If $f''(x)\ne 0$, for all $x\in(a,\infty)$, then according to the above result, either $f''(x)>0$, for all $x\in(a,\infty)$ or $f''(x)<0$, for all $x\in(a,\infty)$.

Assume that $f''(x)>0$, for all $x\in(a,\infty)$. (The case, $f''(x)<0$, for all $x\in(a,\infty)$ is treated similarly.) Then $f'$ is strictly increasing, and hence there are three possibilities:

I. $f'(x)>0$, for all $x\in(a,\infty)$.

II. $f'(x)<0$, for all $x\in(a,\infty)$.

III. There is a $b>a$, such that $f'(x)<0$, for all $x\in(a,b)$ and $f'(x)>0$, for all $x\in(b,\infty)$.

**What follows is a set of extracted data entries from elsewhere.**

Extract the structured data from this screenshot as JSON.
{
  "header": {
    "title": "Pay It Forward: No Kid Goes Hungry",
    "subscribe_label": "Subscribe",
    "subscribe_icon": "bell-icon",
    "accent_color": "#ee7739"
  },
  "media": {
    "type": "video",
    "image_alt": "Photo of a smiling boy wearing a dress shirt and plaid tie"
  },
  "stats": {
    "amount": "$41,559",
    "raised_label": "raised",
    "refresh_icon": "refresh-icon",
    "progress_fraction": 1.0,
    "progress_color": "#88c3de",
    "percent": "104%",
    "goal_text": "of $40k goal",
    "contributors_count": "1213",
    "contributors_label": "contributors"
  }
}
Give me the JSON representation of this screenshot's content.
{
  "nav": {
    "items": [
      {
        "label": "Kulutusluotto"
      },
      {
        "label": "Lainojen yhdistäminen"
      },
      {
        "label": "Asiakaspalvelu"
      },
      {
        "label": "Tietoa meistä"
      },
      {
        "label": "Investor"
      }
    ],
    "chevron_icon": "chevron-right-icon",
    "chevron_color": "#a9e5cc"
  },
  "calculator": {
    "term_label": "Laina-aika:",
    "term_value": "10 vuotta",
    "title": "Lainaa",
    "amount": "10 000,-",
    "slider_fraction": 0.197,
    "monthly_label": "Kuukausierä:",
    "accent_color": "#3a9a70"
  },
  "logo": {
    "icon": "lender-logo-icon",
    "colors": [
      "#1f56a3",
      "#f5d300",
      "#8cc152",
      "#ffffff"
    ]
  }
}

In the cases I and III, $f$ tends necessarily to infinity, as $x\to\infty$. Observe that in I, $f'(x)>f'(a+1)>0$, for $x>a+1$, and hence $f(x)>(x-a-1)f'(a+1)+f(a+1)\to\infty$. Similarly, in III, $f'(x)>f'(b+1)>0$, for $x>b+1$, and hence $f(x)>(x-b-1)f'(b+1)+f(b+1)\to\infty$.

In case II, $f$ is strictly decreasing, and hence $$ \lim_{x\to\infty}f(x)\le f(a+1)<f(a). $$ So, all there cases lead to contradiction, and hence there exists a $x\in(a,\infty)$, where $f''(x)=0$.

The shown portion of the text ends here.